3. The method of using the apparatus of claim 2, comprising:

a. injecting labeled nanoparticles after the imaging material mass accumulation in a wide field-of-view to observe at least one of reflection and scattering of light from the accumulation of nanoparticles at localized spots on the chip surface;

b. sequentially injecting uniquely labeled nanoparticles to provide separate, step-wise information about the specimen status; and, optionally,

c. simultaneously injecting diluted biological samples pre-mixed with labeled nanoparticles.

4. The apparatus of claim 1, further comprising a room temperature stabilized fluidic cartridge system.

5. An appropriate buffer for diluting and running a heterogeneous biological sample for use with the apparatus of claim 1.

6. A method of using the apparatus of claim 3, comprising step-wise injections of a heterogeneous biological sample and labeled nanoparticles in order to sequentially detect useful information about the specimen (e.g., IgM antibody content followed by IgG antibody content).

7. A method of using the apparatus of claim 3, comprising the use of disease specific analytes to detect direct mass accumulation followed by more specific step-wise conjugate nanoparticles to indicate disease status for real-time and endpoint binding measurements.

8. A method of using the apparatus of claim 3, comprising the step-wise detection of the specimen binding events, wherein mass binding is followed by conjugated nanoparticle binding.

9. A method of using the apparatus of claim 3, comprising detecting of an antibody isotype.

10. The apparatus of claim 1, further comprising a room temperature stabilized and/or lyophilized conjugate nanoparticle system to be incorporated with step-wise detection of the specimen binding events for the detection of a specific antigen or nucleic acid present in the specimen.

11. The apparatus of claim 1, further comprising a series of positive and negative control analytes to indicate the presence of the diluted specimen and to monitor for non-specific binding.

12. A method for imaging material mass accumulation followed by more specific gold nanoparticle accumulation observed in the wide-field.

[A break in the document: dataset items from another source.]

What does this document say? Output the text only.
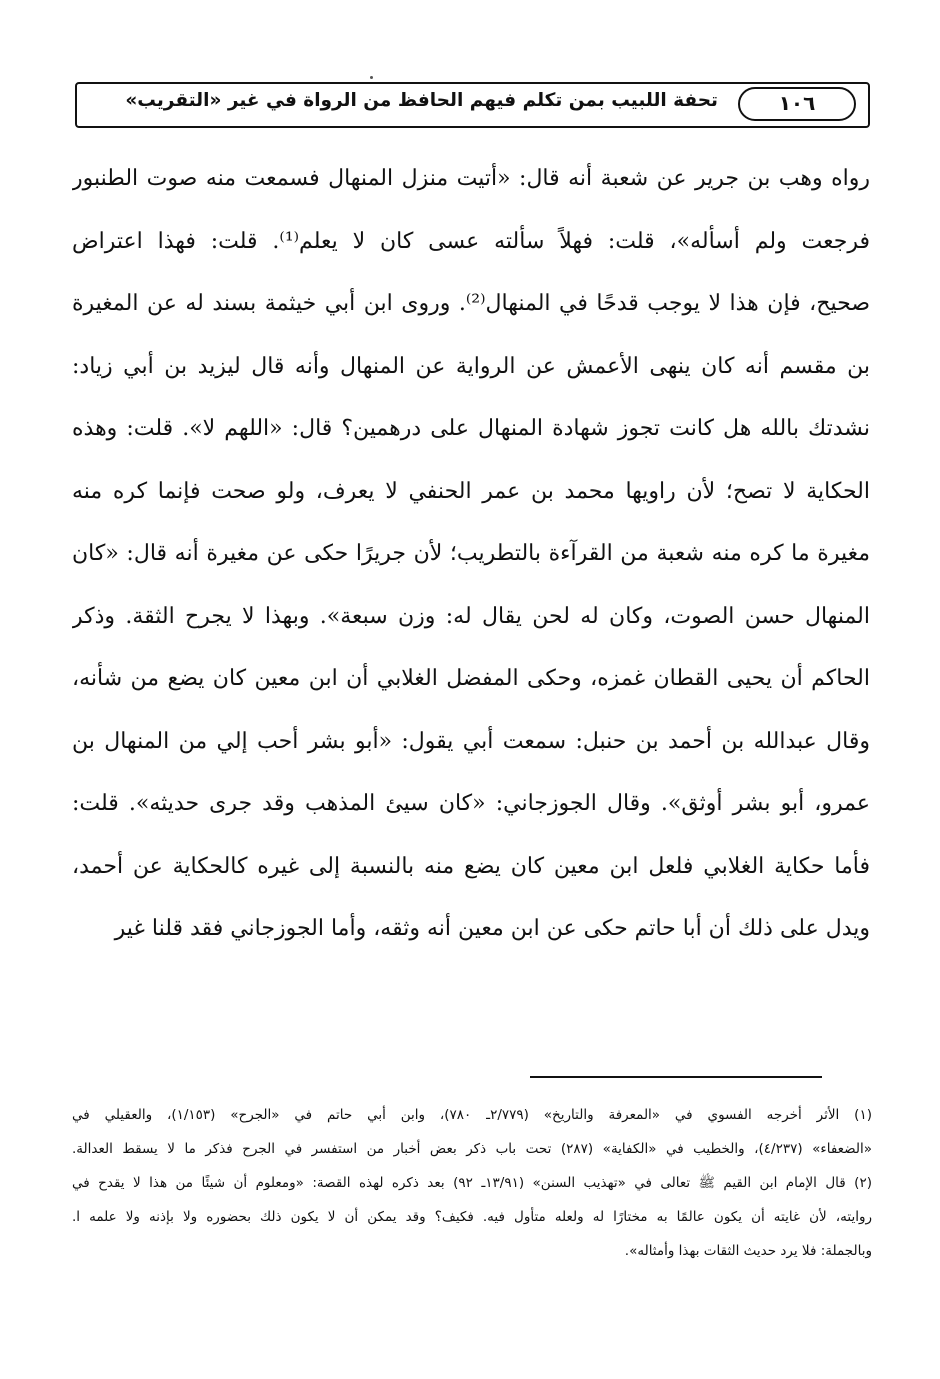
تحفة اللبيب بمن تكلم فيهم الحافظ من الرواة في غير «التقريب»	١٠٦
رواه وهب بن جرير عن شعبة أنه قال: «أتيت منزل المنهال فسمعت منه صوت الطنبور
فرجعت ولم أسأله»، قلت: فهلاً سألته عسى كان لا يعلم⁽¹⁾. قلت: فهذا اعتراض
صحيح، فإن هذا لا يوجب قدحًا في المنهال⁽²⁾. وروى ابن أبي خيثمة بسند له عن المغيرة
بن مقسم أنه كان ينهى الأعمش عن الرواية عن المنهال وأنه قال ليزيد بن أبي زياد:
نشدتك بالله هل كانت تجوز شهادة المنهال على درهمين؟ قال: «اللهم لا». قلت: وهذه
الحكاية لا تصح؛ لأن راويها محمد بن عمر الحنفي لا يعرف، ولو صحت فإنما كره منه
مغيرة ما كره منه شعبة من القرآءة بالتطريب؛ لأن جريرًا حكى عن مغيرة أنه قال: «كان
المنهال حسن الصوت، وكان له لحن يقال له: وزن سبعة». وبهذا لا يجرح الثقة. وذكر
الحاكم أن يحيى القطان غمزه، وحكى المفضل الغلابي أن ابن معين كان يضع من شأنه،
وقال عبدالله بن أحمد بن حنبل: سمعت أبي يقول: «أبو بشر أحب إلي من المنهال بن
عمرو، أبو بشر أوثق». وقال الجوزجاني: «كان سيئ المذهب وقد جرى حديثه». قلت:
فأما حكاية الغلابي فلعل ابن معين كان يضع منه بالنسبة إلى غيره كالحكاية عن أحمد،
ويدل على ذلك أن أبا حاتم حكى عن ابن معين أنه وثقه، وأما الجوزجاني فقد قلنا غير
(١) الأثر أخرجه الفسوي في «المعرفة والتاريخ» (٢/٧٧٩ـ ٧٨٠)، وابن أبي حاتم في «الجرح» (١/١٥٣)، والعقيلي في
«الضعفاء» (٤/٢٣٧)، والخطيب في «الكفاية» (٢٨٧) تحت باب ذكر بعض أخبار من استفسر في الجرح فذكر ما لا يسقط العدالة.
(٢) قال الإمام ابن القيم ﷺ تعالى في «تهذيب السنن» (١٣/٩١ـ ٩٢) بعد ذكره لهذه القصة: «ومعلوم أن شيئًا من هذا لا يقدح في
روايته، لأن غايته أن يكون عالمًا به مختارًا له ولعله متأول فيه. فكيف؟ وقد يمكن أن لا يكون ذلك بحضوره ولا بإذنه ولا علمه ا.
وبالجملة: فلا يرد حديث الثقات بهذا وأمثاله».
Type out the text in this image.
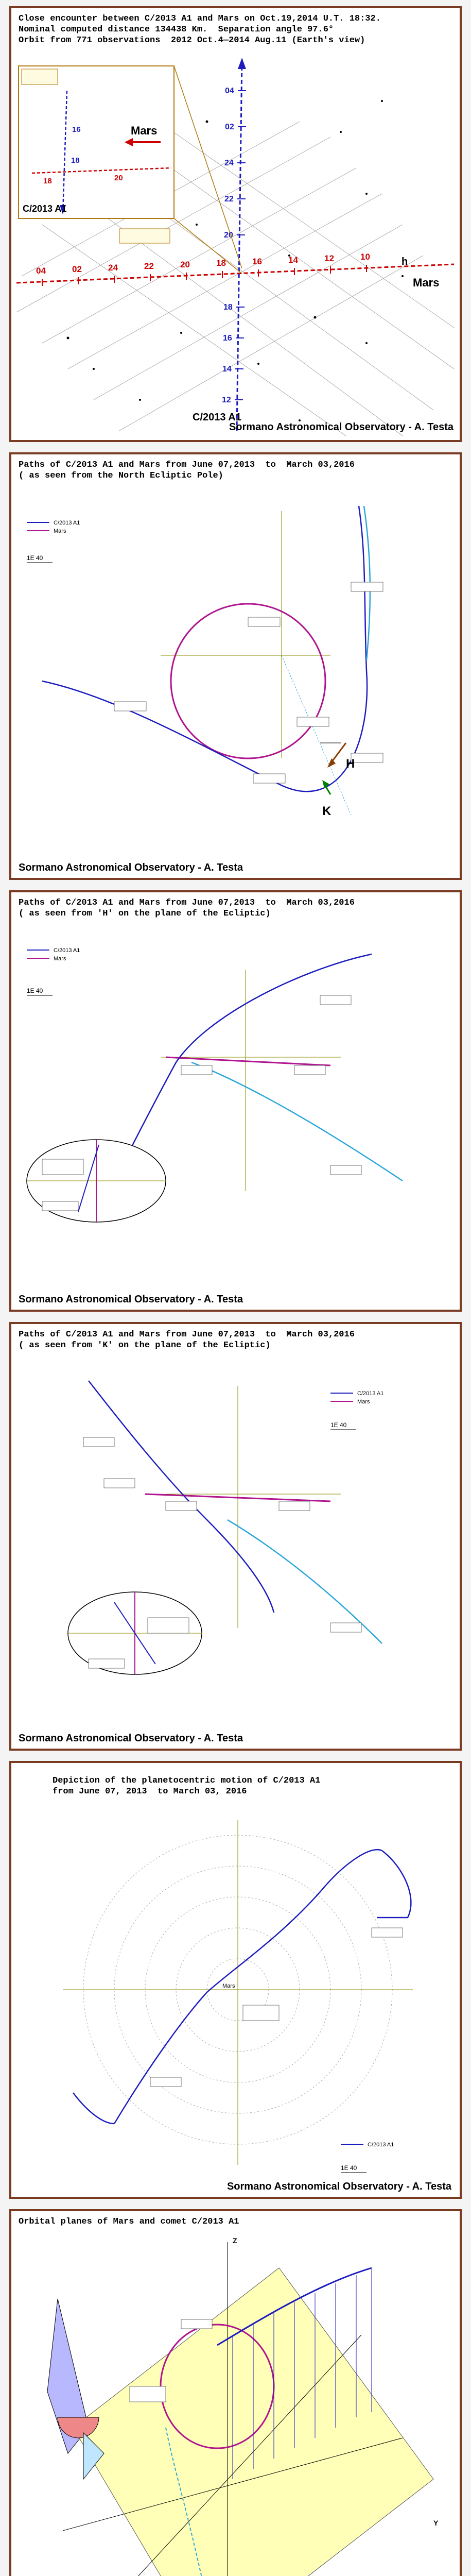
Close encounter between C/2013 A1 and Mars on Oct.19,2014 U.T. 18:32.
Nominal computed distance 134438 Km.  Separation angle 97.6°
Orbit from 771 observations  2012 Oct.4—2014 Aug.11 (Earth's view)
04	02	24	22	20	18	16	14	12	10
Mars
h
04
02
24
22
20
18
16
14
12
C/2013 A1
Mars
C/2013 A1
18	20
16
18
Paths of C/2013 A1 and Mars from June 07,2013  to  March 03,2016
( as seen from the North Ecliptic Pole)
C/2013 A1
Mars
1E 40
H
K
Sormano Astronomical Observatory - A. Testa
Paths of C/2013 A1 and Mars from June 07,2013  to  March 03,2016
( as seen from 'H' on the plane of the Ecliptic)
C/2013 A1
Mars
1E 40
Sormano Astronomical Observatory - A. Testa
Paths of C/2013 A1 and Mars from June 07,2013  to  March 03,2016
( as seen from 'K' on the plane of the Ecliptic)
C/2013 A1
Mars
1E 40
Sormano Astronomical Observatory - A. Testa
Depiction of the planetocentric motion of C/2013 A1
from June 07, 2013  to March 03, 2016
Mars
C/2013 A1
1E 40
Sormano Astronomical Observatory - A. Testa
Orbital planes of Mars and comet C/2013 A1
Z
Y
Sormano Astronomical Observatory - A. Testa
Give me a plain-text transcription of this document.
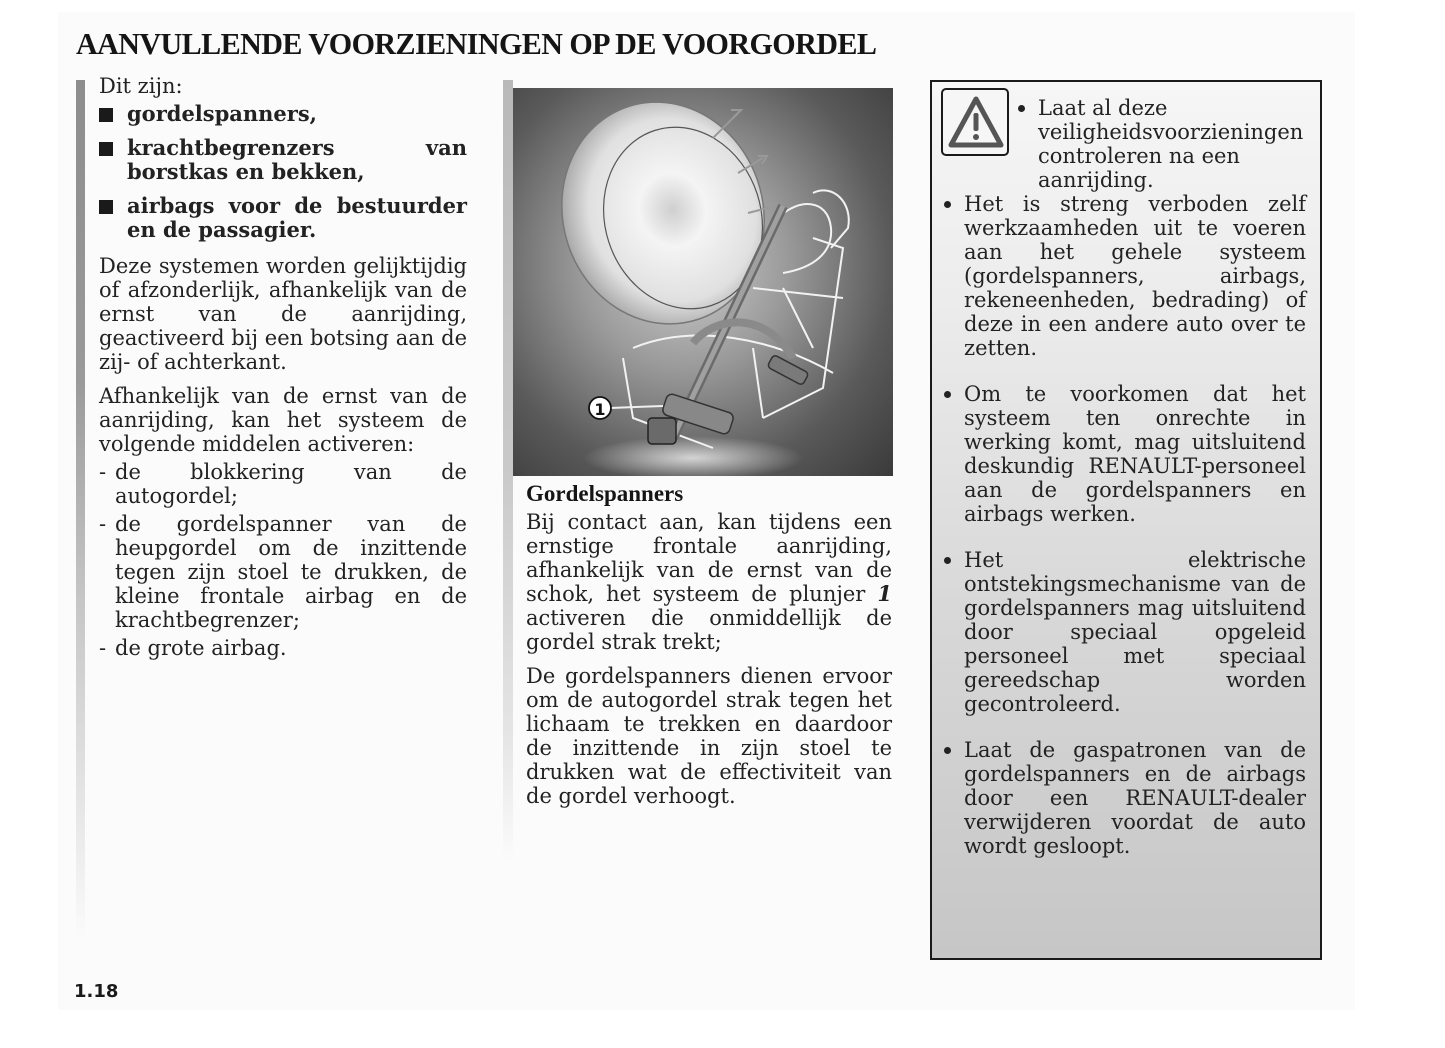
AANVULLENDE VOORZIENINGEN OP DE VOORGORDEL

Dit zijn:

gordelspanners,
krachtbegrenzers van borstkas en bekken,
airbags voor de bestuurder en de passagier.

Deze systemen worden gelijktijdig of afzonderlijk, afhankelijk van de ernst van de aanrijding, geactiveerd bij een botsing aan de zij- of achterkant.

Afhankelijk van de ernst van de aanrijding, kan het systeem de volgende middelen activeren:

- de blokkering van de autogordel;
- de gordelspanner van de heupgordel om de inzittende tegen zijn stoel te drukken, de kleine frontale airbag en de krachtbegrenzer;
- de grote airbag.
1
Gordelspanners

Bij contact aan, kan tijdens een ernstige frontale aanrijding, afhankelijk van de ernst van de schok, het systeem de plunjer 1 activeren die onmiddellijk de gordel strak trekt;

De gordelspanners dienen ervoor om de autogordel strak tegen het lichaam te trekken en daardoor de inzittende in zijn stoel te drukken wat de effectiviteit van de gordel verhoogt.

Laat al deze veiligheidsvoorzieningen controleren na een aanrijding.
Het is streng verboden zelf werkzaamheden uit te voeren aan het gehele systeem (gordelspanners, airbags, rekeneenheden, bedrading) of deze in een andere auto over te zetten.
Om te voorkomen dat het systeem ten onrechte in werking komt, mag uitsluitend deskundig RENAULT-personeel aan de gordelspanners en airbags werken.
Het elektrische ontstekingsmechanisme van de gordelspanners mag uitsluitend door speciaal opgeleid personeel met speciaal gereedschap worden gecontroleerd.
Laat de gaspatronen van de gordelspanners en de airbags door een RENAULT-dealer verwijderen voordat de auto wordt gesloopt.
1.18
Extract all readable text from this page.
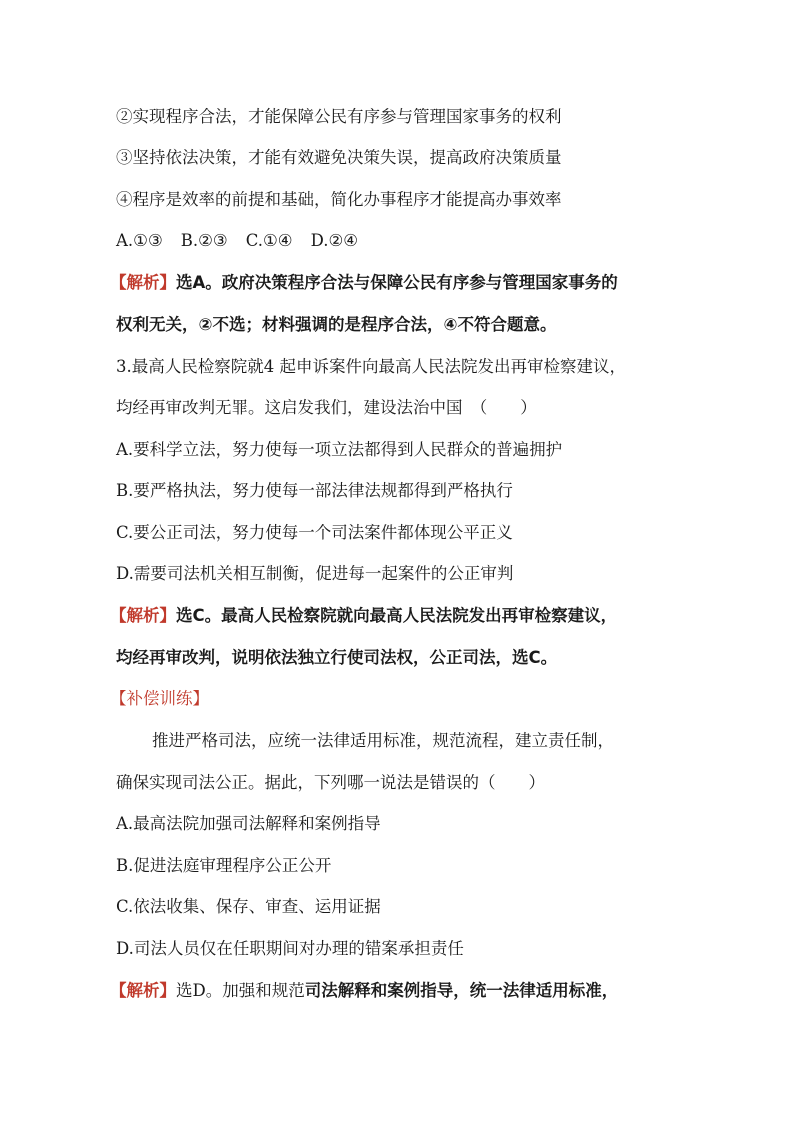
②实现程序合法，才能保障公民有序参与管理国家事务的权利
③坚持依法决策，才能有效避免决策失误，提高政府决策质量
④程序是效率的前提和基础，简化办事程序才能提高办事效率
A.①③ B.②③ C.①④ D.②④
【解析】选A。政府决策程序合法与保障公民有序参与管理国家事务的
权利无关，②不选；材料强调的是程序合法，④不符合题意。
3.最高人民检察院就4 起申诉案件向最高人民法院发出再审检察建议，
均经再审改判无罪。这启发我们，建设法治中国　（　　）
A.要科学立法，努力使每一项立法都得到人民群众的普遍拥护
B.要严格执法，努力使每一部法律法规都得到严格执行
C.要公正司法，努力使每一个司法案件都体现公平正义
D.需要司法机关相互制衡，促进每一起案件的公正审判
【解析】选C。最高人民检察院就向最高人民法院发出再审检察建议，
均经再审改判，说明依法独立行使司法权，公正司法，选C。
【补偿训练】
推进严格司法，应统一法律适用标准，规范流程，建立责任制，
确保实现司法公正。据此，下列哪一说法是错误的（　　）
A.最高法院加强司法解释和案例指导
B.促进法庭审理程序公正公开
C.依法收集、保存、审查、运用证据
D.司法人员仅在任职期间对办理的错案承担责任
【解析】选D。加强和规范司法解释和案例指导，统一法律适用标准，
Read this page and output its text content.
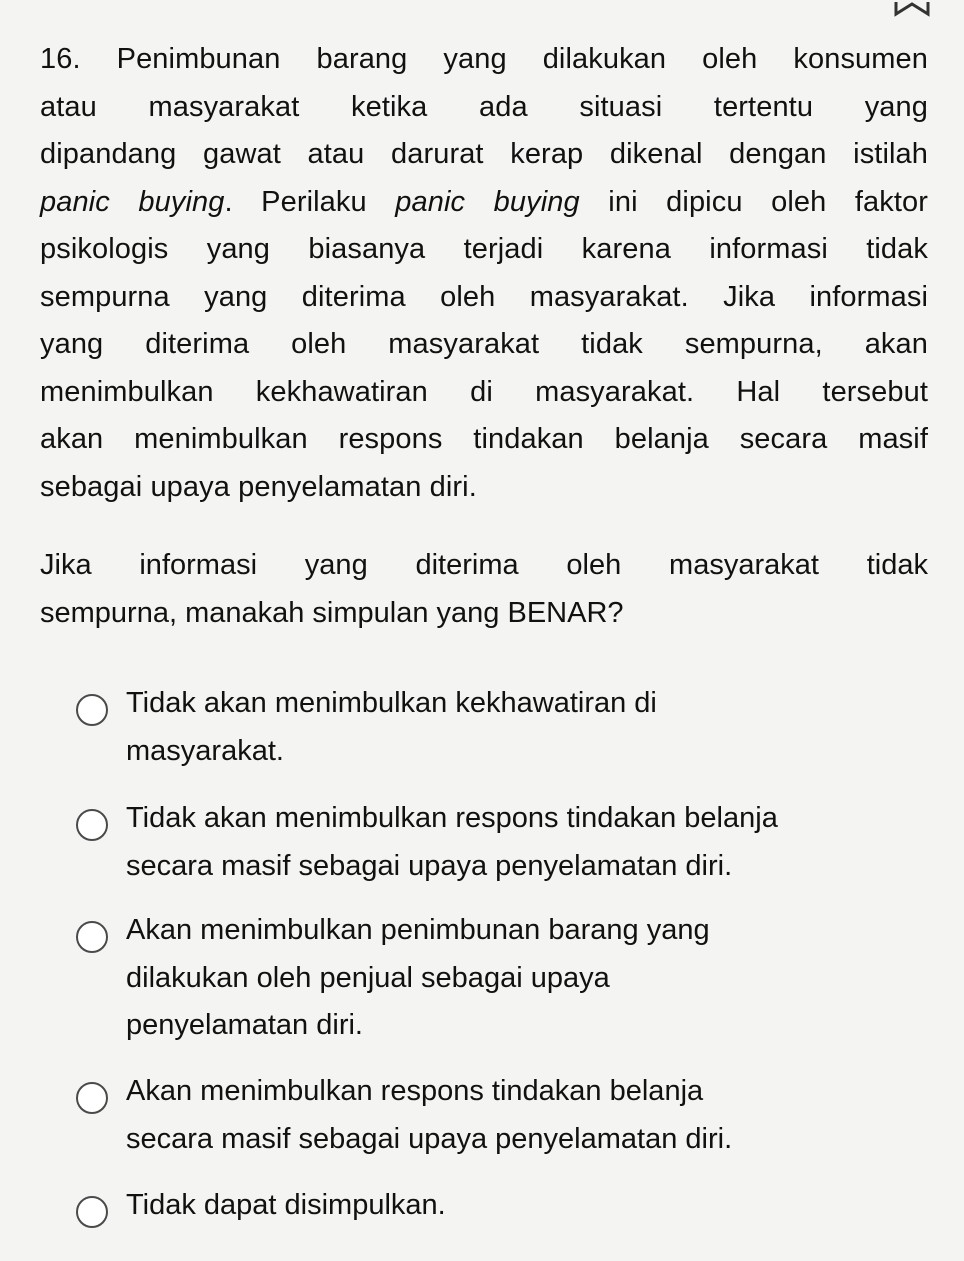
16. Penimbunan barang yang dilakukan oleh konsumen
atau masyarakat ketika ada situasi tertentu yang
dipandang gawat atau darurat kerap dikenal dengan istilah
panic buying. Perilaku panic buying ini dipicu oleh faktor
psikologis yang biasanya terjadi karena informasi tidak
sempurna yang diterima oleh masyarakat. Jika informasi
yang diterima oleh masyarakat tidak sempurna, akan
menimbulkan kekhawatiran di masyarakat. Hal tersebut
akan menimbulkan respons tindakan belanja secara masif
sebagai upaya penyelamatan diri.
Jika informasi yang diterima oleh masyarakat tidak
sempurna, manakah simpulan yang BENAR?
Tidak akan menimbulkan kekhawatiran di
masyarakat.
Tidak akan menimbulkan respons tindakan belanja
secara masif sebagai upaya penyelamatan diri.
Akan menimbulkan penimbunan barang yang
dilakukan oleh penjual sebagai upaya
penyelamatan diri.
Akan menimbulkan respons tindakan belanja
secara masif sebagai upaya penyelamatan diri.
Tidak dapat disimpulkan.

13. An apparatus comprising one or more of:

a. multiple distinct target compatible materials bound to a chip, wherein said materials target tick borne infections;

b. multiple distinct target compatible materials bound to a chip, wherein said materials target flavivirus and alphavirus infections;

c. multiple distinct target compatible materials bound to a chip, wherein said materials target flu, HIV-1, HIV-2, HBV, and HCV;

d. multiple distinct target compatible materials bound to a chip, wherein said materials target known allergens;

e. a series of target analytes specific for Lyme infection including VoVo, VoBop, Vo4, OspC variants, DbpA, DbpB, VIsE, FlaB and C6 bound to the chip surface;

f. a series of target analytes specific for Babesia infection including BMSA1 and BMN1-17 bound to the chip surface;

g. a series of target analytes specific for dengue and zika infection including dengue NS1 and envelope proteins

h. a series of antibodies targeting dengue NS1 for the detection of circulating dengue NS1 in a patient specimen including 528.1133, 528.292, 528.1299, 1010.511 and 1010.522; and

i. a series of target analytes specific for chikungunya infection, including chikungunya envelope proteins

14. A method comprising one or more of:

a. analysis of binding events that incorporate at least of one of dynamic and endpoint measurements;

b. cut-off thresholds to determine positivity based on one or multiple target binding events to a target;

c. cut-off thresholds that incorporate one or multiple targets;

d. cut-off thresholds that incorporate measurements from mass accumulation and step-wise addition of conjugated nanoparticles, wherein said measurements are incorporated either individually or jointly; and

e. machine learning applied to categorizing specimens (e.g., positive or negative, IgM positive, antigen positive, etc.) based upon at least one of real-time or endpoint measurements with at least one of mass and step-wise addition of conjugated nanoparticles, and wherein a training set is used to train and properly classify specimens according to the desired status.